# Homework Help: Adiabatic Compression of an Ideal Gas

1. Feb 28, 2017

### Tom2017

Hello

My question is attached to this post ("Question") along with relevant equations I use. ("Image1" "Image2")
This is my attempted method.

First Law of thermodynamics --> DU = Q - W --> Adiabatic Process so Q = 0 --> DU = -W

W = ∫ P Dv Using the upper limit V2 Lower limit V1...

I obtain V1 by using the ideal gas law
I obtain V2 by using the equation in "Image 1"

To solve the integral I will use the ideal gas law and replace P with nRT/V and make use of equation in "Image 2" to calculate W.

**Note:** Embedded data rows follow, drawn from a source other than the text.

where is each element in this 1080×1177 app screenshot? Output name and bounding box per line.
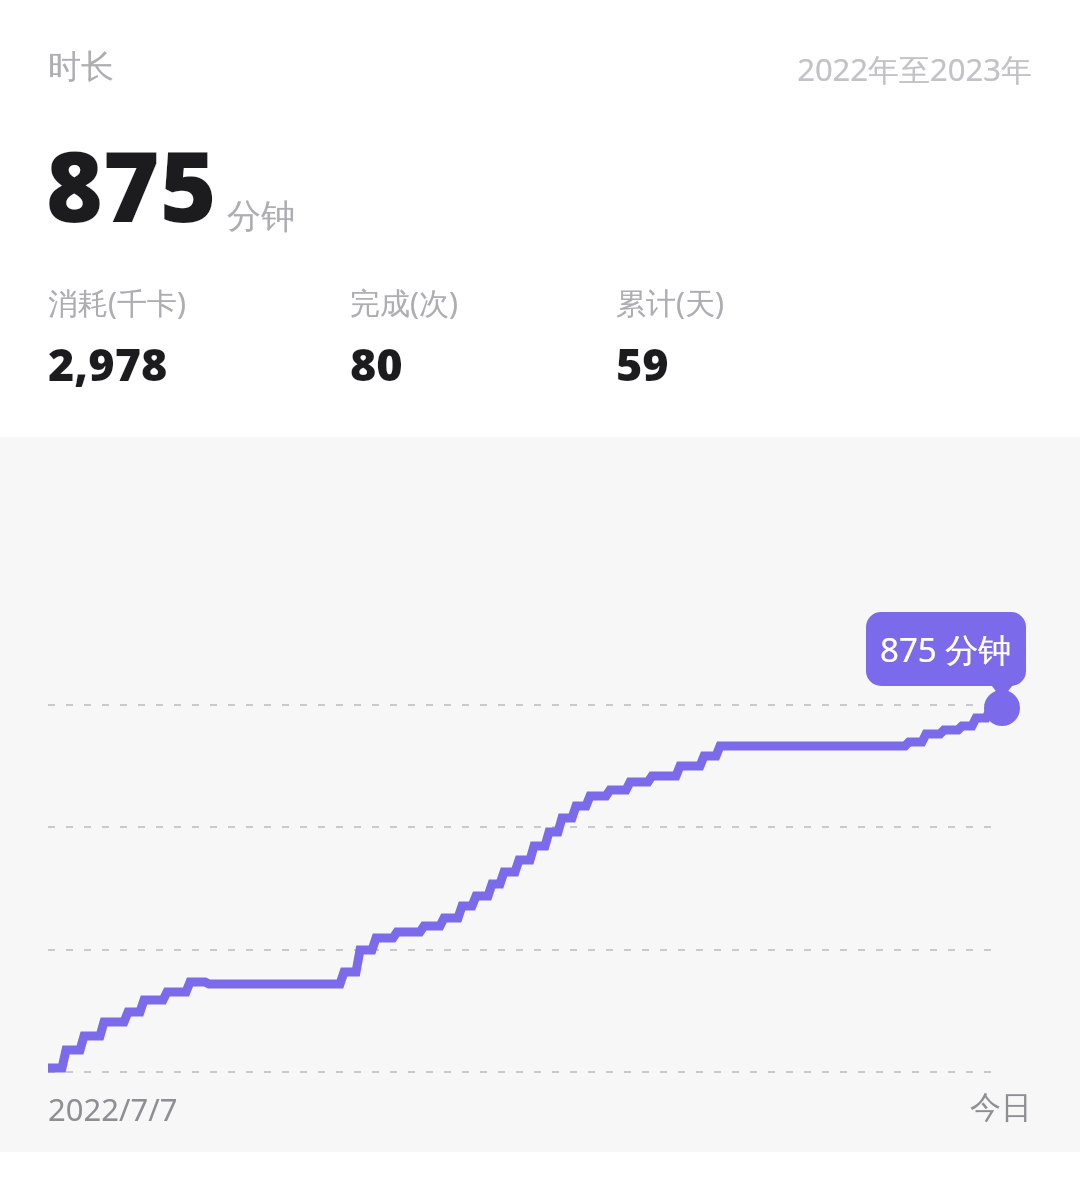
staticText: 80 <box>350 333 403 394</box>
staticText: 时长 <box>48 46 114 88</box>
button[interactable]: 消耗(千卡) <box>48 282 186 394</box>
button[interactable]: 完成(次) <box>350 282 458 394</box>
staticText: 875 分钟 <box>880 627 1012 672</box>
staticText: 分钟 <box>227 195 295 238</box>
staticText: 今日 <box>0 1088 1032 1127</box>
staticText: 2,978 <box>48 333 168 394</box>
staticText: 59 <box>616 333 669 394</box>
staticText: 875 <box>46 118 217 250</box>
staticText: 消耗(千卡) <box>48 282 186 323</box>
staticText: 2022年至2023年 <box>0 48 1032 90</box>
staticText: 累计(天) <box>616 282 724 323</box>
button[interactable]: 875 分钟 <box>866 612 1026 686</box>
staticText: 2022/7/7 <box>48 1088 178 1130</box>
staticText: 完成(次) <box>350 282 458 323</box>
button[interactable]: Duration trend chart <box>0 437 1080 1152</box>
button[interactable]: 累计(天) <box>616 282 724 394</box>
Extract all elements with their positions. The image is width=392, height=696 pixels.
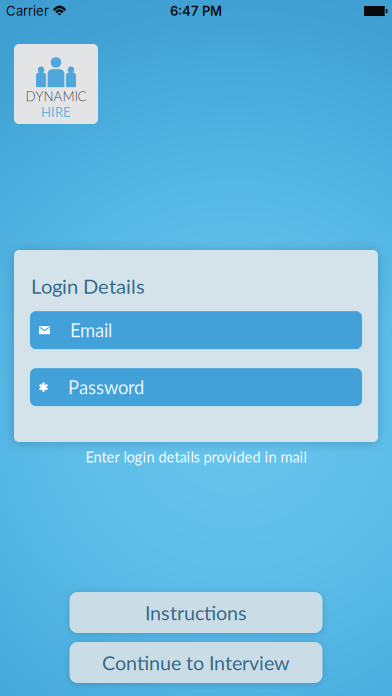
staticText: Login Details bbox=[31, 274, 145, 298]
staticText: HIRE bbox=[41, 104, 71, 120]
button[interactable]: Continue to Interview bbox=[70, 642, 322, 683]
staticText: Password bbox=[68, 376, 144, 398]
staticText: DYNAMIC bbox=[26, 88, 86, 104]
button[interactable]: Password bbox=[30, 368, 362, 406]
staticText: 6:47 PM bbox=[170, 3, 222, 19]
staticText: Email bbox=[70, 319, 112, 341]
button[interactable]: Email bbox=[30, 311, 362, 349]
staticText: Instructions bbox=[145, 601, 247, 624]
staticText: Enter login details provided in mail bbox=[86, 448, 306, 466]
staticText: Carrier bbox=[6, 3, 49, 19]
button[interactable]: Instructions bbox=[70, 592, 322, 633]
staticText: Continue to Interview bbox=[102, 651, 290, 674]
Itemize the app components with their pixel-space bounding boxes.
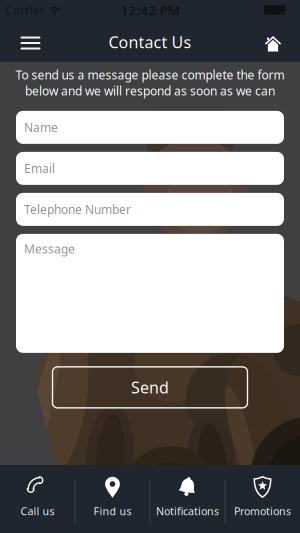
button[interactable]: Send [52, 367, 248, 408]
staticText: below and we will respond as soon as we … [25, 83, 275, 99]
button[interactable]: Telephone Number [16, 193, 284, 226]
button[interactable] [265, 24, 300, 58]
staticText: Promotions [234, 504, 291, 518]
staticText: Send [131, 377, 169, 398]
button[interactable]: Email [16, 152, 284, 185]
button[interactable] [0, 26, 40, 56]
button[interactable]: Find us [75, 465, 150, 533]
button[interactable]: Name [16, 111, 284, 144]
staticText: Message [24, 241, 75, 257]
staticText: Contact Us [108, 31, 192, 53]
button[interactable]: Call us [0, 465, 75, 533]
staticText: Email [24, 160, 55, 176]
button[interactable]: Promotions [225, 465, 300, 533]
staticText: To send us a message please complete the… [16, 67, 284, 83]
button[interactable]: Notifications [150, 465, 225, 533]
staticText: Carrier [5, 2, 45, 18]
staticText: Find us [94, 504, 132, 518]
staticText: 12:42 PM [120, 1, 180, 19]
staticText: Notifications [156, 504, 219, 518]
staticText: Call us [20, 504, 54, 518]
staticText: Telephone Number [24, 201, 131, 217]
staticText: Name [24, 119, 58, 135]
button[interactable]: Message [16, 234, 284, 353]
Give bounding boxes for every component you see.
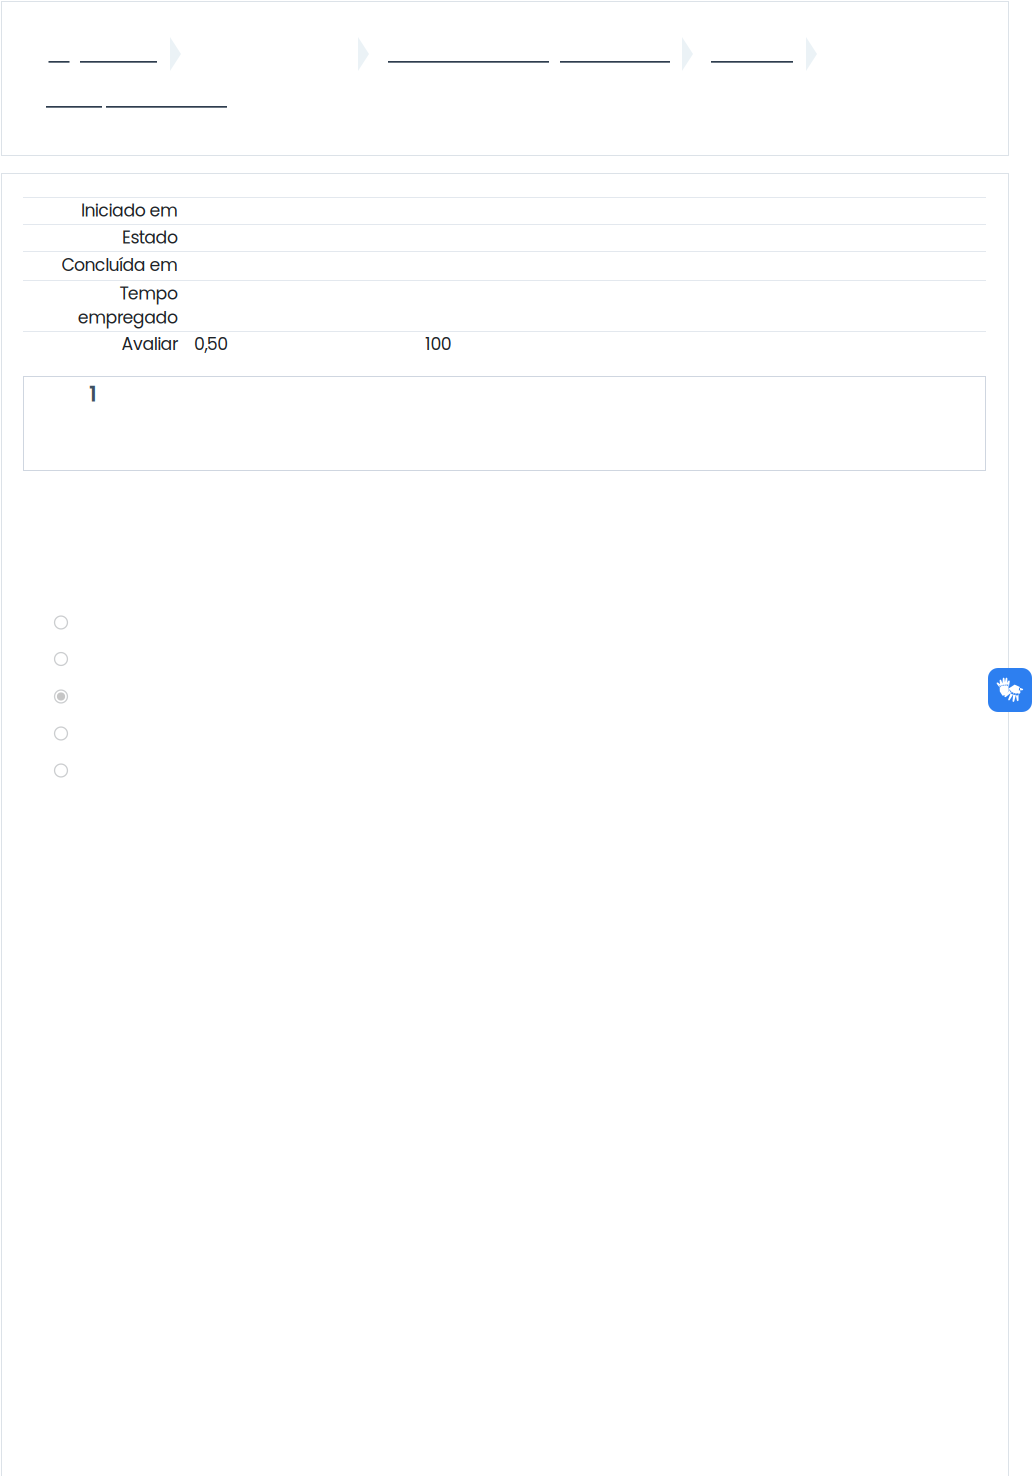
- button[interactable]: Alternativa 3, selecionada: [50, 686, 72, 708]
- staticText: Estado: [122, 225, 178, 250]
- button[interactable]: Curso: [388, 61, 549, 63]
- button[interactable]: Disciplina: [560, 61, 670, 63]
- button[interactable]: Página inicial: [48, 61, 70, 63]
- button[interactable]: Alternativa 5: [50, 760, 72, 782]
- button[interactable]: Alternativa 1: [50, 612, 72, 634]
- staticText: Concluída em: [62, 253, 178, 277]
- button[interactable]: Alternativa 2: [50, 648, 72, 670]
- button[interactable]: Questionário: [46, 106, 102, 108]
- button[interactable]: Meus cursos: [80, 61, 157, 63]
- staticText: Avaliar: [122, 332, 178, 356]
- button[interactable]: Tentativa: [106, 106, 227, 108]
- staticText: empregado: [78, 305, 178, 330]
- staticText: 1: [89, 379, 97, 409]
- staticText: Tempo: [119, 281, 178, 306]
- staticText: Iniciado em: [81, 198, 178, 223]
- button[interactable]: Alternativa 4: [50, 722, 72, 744]
- staticText: 100: [425, 332, 452, 356]
- staticText: 0,50: [194, 332, 228, 356]
- button[interactable]: VLibras sign language: [988, 668, 1032, 712]
- button[interactable]: Unidade: [711, 61, 793, 63]
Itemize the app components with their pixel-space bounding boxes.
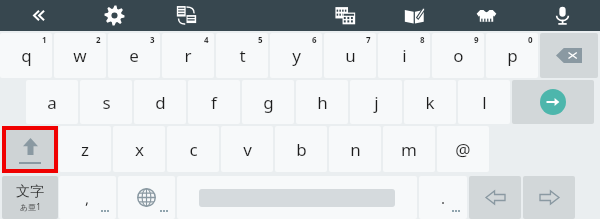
staticText: z bbox=[81, 138, 89, 161]
button[interactable]: , bbox=[59, 176, 116, 219]
button[interactable]: Numeric keypad bbox=[330, 3, 360, 28]
staticText: u bbox=[345, 44, 356, 67]
button[interactable]: Enter bbox=[512, 80, 594, 124]
button[interactable]: Move cursor right bbox=[523, 176, 575, 219]
button[interactable]: Theme bbox=[471, 3, 501, 28]
button[interactable]: s bbox=[80, 80, 132, 124]
staticText: w bbox=[73, 44, 87, 67]
staticText: s bbox=[102, 91, 111, 114]
staticText: 0 bbox=[528, 34, 533, 45]
button[interactable]: r bbox=[162, 33, 214, 78]
button[interactable]: p bbox=[486, 33, 538, 78]
staticText: p bbox=[507, 44, 518, 67]
button[interactable]: m bbox=[383, 126, 435, 172]
button[interactable]: c bbox=[167, 126, 219, 172]
staticText: h bbox=[317, 91, 328, 114]
button[interactable]: v bbox=[221, 126, 273, 172]
button[interactable]: @ bbox=[437, 126, 489, 172]
staticText: d bbox=[155, 91, 166, 114]
button[interactable]: Back bbox=[21, 3, 51, 28]
staticText: b bbox=[296, 138, 307, 161]
staticText: j bbox=[374, 91, 379, 114]
button[interactable]: e bbox=[108, 33, 160, 78]
staticText: g bbox=[263, 91, 274, 114]
staticText: あ亜1 bbox=[20, 201, 41, 212]
button[interactable]: Settings bbox=[99, 3, 129, 28]
staticText: 6 bbox=[312, 34, 317, 45]
button[interactable]: Shift bbox=[0, 126, 59, 174]
staticText: o bbox=[453, 44, 464, 67]
staticText: k bbox=[425, 91, 435, 114]
button[interactable]: Space bbox=[177, 176, 417, 219]
staticText: 9 bbox=[474, 34, 479, 45]
button[interactable]: w bbox=[54, 33, 106, 78]
button[interactable]: h bbox=[296, 80, 348, 124]
button[interactable]: y bbox=[270, 33, 322, 78]
button[interactable]: d bbox=[134, 80, 186, 124]
staticText: l bbox=[482, 91, 487, 114]
staticText: 5 bbox=[258, 34, 263, 45]
button[interactable]: Conversion bbox=[171, 3, 201, 28]
staticText: v bbox=[243, 138, 252, 161]
staticText: 4 bbox=[204, 34, 209, 45]
staticText: y bbox=[292, 44, 301, 67]
staticText: m bbox=[401, 138, 417, 161]
button[interactable]: . bbox=[419, 176, 467, 219]
button[interactable]: l bbox=[458, 80, 510, 124]
button[interactable]: 文字 bbox=[2, 176, 58, 219]
staticText: 3 bbox=[150, 34, 155, 45]
button[interactable]: q bbox=[0, 33, 52, 78]
staticText: f bbox=[211, 91, 217, 114]
staticText: 文字 bbox=[16, 183, 44, 201]
button[interactable]: b bbox=[275, 126, 327, 172]
staticText: e bbox=[129, 44, 139, 67]
button[interactable]: n bbox=[329, 126, 381, 172]
button[interactable]: k bbox=[404, 80, 456, 124]
staticText: . bbox=[441, 188, 446, 208]
button[interactable]: j bbox=[350, 80, 402, 124]
staticText: @ bbox=[455, 138, 471, 161]
button[interactable]: Change keyboard bbox=[118, 176, 175, 219]
staticText: n bbox=[350, 138, 361, 161]
button[interactable]: Voice input bbox=[547, 3, 577, 28]
staticText: t bbox=[239, 44, 246, 67]
staticText: 1 bbox=[42, 34, 47, 45]
button[interactable]: g bbox=[242, 80, 294, 124]
staticText: 8 bbox=[420, 34, 425, 45]
staticText: r bbox=[184, 44, 192, 67]
staticText: i bbox=[402, 44, 407, 67]
staticText: , bbox=[85, 188, 90, 208]
button[interactable]: Move cursor left bbox=[469, 176, 521, 219]
staticText: c bbox=[189, 138, 198, 161]
staticText: x bbox=[135, 138, 144, 161]
button[interactable]: z bbox=[59, 126, 111, 172]
button[interactable]: Backspace bbox=[540, 33, 598, 78]
staticText: q bbox=[21, 44, 32, 67]
staticText: 7 bbox=[366, 34, 371, 45]
button[interactable]: Dictionary bbox=[399, 3, 429, 28]
button[interactable]: t bbox=[216, 33, 268, 78]
staticText: 2 bbox=[96, 34, 101, 45]
button[interactable]: f bbox=[188, 80, 240, 124]
button[interactable]: u bbox=[324, 33, 376, 78]
button[interactable]: o bbox=[432, 33, 484, 78]
staticText: a bbox=[47, 91, 57, 114]
button[interactable]: x bbox=[113, 126, 165, 172]
button[interactable]: i bbox=[378, 33, 430, 78]
button[interactable]: a bbox=[26, 80, 78, 124]
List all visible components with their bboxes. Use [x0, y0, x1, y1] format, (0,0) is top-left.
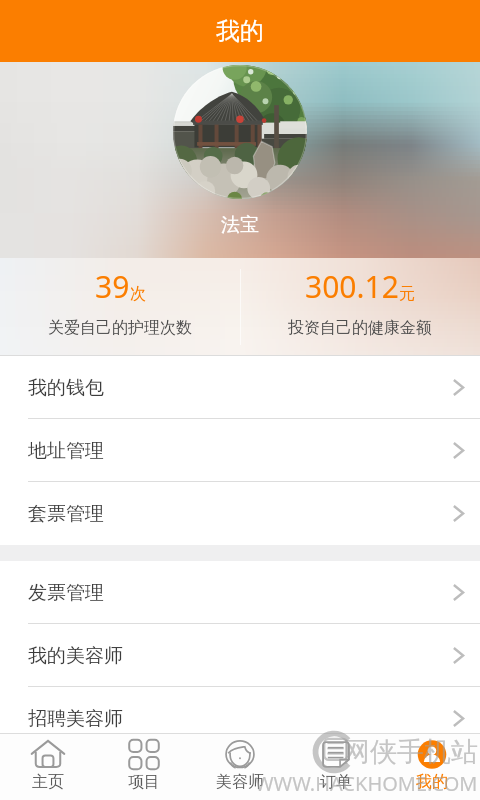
staticText: 主页	[32, 772, 64, 792]
staticText: 我的钱包	[28, 376, 104, 400]
button[interactable]: 我的钱包	[0, 356, 480, 419]
staticText: 投资自己的健康金额	[288, 318, 432, 338]
staticText: 订单	[320, 772, 352, 792]
staticText: 法宝	[221, 213, 259, 237]
staticText: 美容师	[216, 772, 264, 792]
button[interactable]: 地址管理	[0, 419, 480, 482]
button[interactable]: 我的美容师	[0, 624, 480, 687]
staticText: 39	[95, 266, 130, 307]
staticText: 次	[130, 284, 146, 304]
staticText: 300.12	[305, 266, 399, 307]
button[interactable]: 订单	[288, 734, 384, 800]
staticText: 项目	[128, 772, 160, 792]
button[interactable]: 我的	[384, 734, 480, 800]
staticText: 我的	[416, 772, 448, 792]
button[interactable]: 美容师	[192, 734, 288, 800]
staticText: 地址管理	[28, 439, 104, 463]
staticText: 元	[399, 284, 415, 304]
staticText: 关爱自己的护理次数	[48, 318, 192, 338]
button[interactable]: 套票管理	[0, 482, 480, 545]
staticText: 我的	[216, 16, 264, 46]
staticText: 招聘美容师	[28, 707, 123, 731]
staticText: 网侠手机站	[343, 735, 478, 769]
staticText: 发票管理	[28, 581, 104, 605]
staticText: WWW.HACKHOME.COM	[255, 770, 478, 797]
button[interactable]: 发票管理	[0, 561, 480, 624]
button[interactable]: 项目	[96, 734, 192, 800]
staticText: 套票管理	[28, 502, 104, 526]
button[interactable]: 主页	[0, 734, 96, 800]
button[interactable]: 招聘美容师	[0, 687, 480, 750]
staticText: 我的美容师	[28, 644, 123, 668]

Then to obtain the change in enthalpy DH, I will use the following --> DH = DU = -W

Thank you for your help. Is this method correct?

File size:
2.7 KB
Views:
59
File size:
2.8 KB
Views:
59
File size:
10.3 KB
Views:
60
2. Mar 1, 2017

### stevendaryl

Staff Emeritus
I didn't look over your figures in detail (in general, it's much nicer to learn to write your equations in LaTex, instead of using attachment pictures). It seems that your reasoning is mostly right, except when you wrote:

$dH = dU$

$H$ is defined to be $H = U + PV$, so $\Delta H = \Delta U + \Delta(PV)$

$\Delta(PV)$ is nonzero for an adiabatic change. (It's zero for an isothermal change).

3. Mar 1, 2017

### Staff: Mentor

There was no need to use the first law of thermodynamics on this, since Eqns. 1 and 2 already contain the result of integrating the first law for adiabatic compression or expansion of an ideal gas. Your first step should have been to eliminate the V's from Eqns. 1 and 2 to express the temperatures in terms of the pressures. What do you get when you do this? From the equation you derived, what is the final temperature? Once you know the final temperature, you know the temperature change $\Delta T$. What do you get for $\Delta T$? You are now in perfect position to calculate the internal energy change $\Delta U$ and the enthalpy change $\Delta H$. How is $\Delta U$ related to $C_v$, n, and $\Delta T$? How is $\Delta H$ related to $C_p$, n, and $\Delta T$. Since you know the heat capacity ratio $\gamma$, you can get $C_v$ and $C_p$. What are the values of these heat capacities?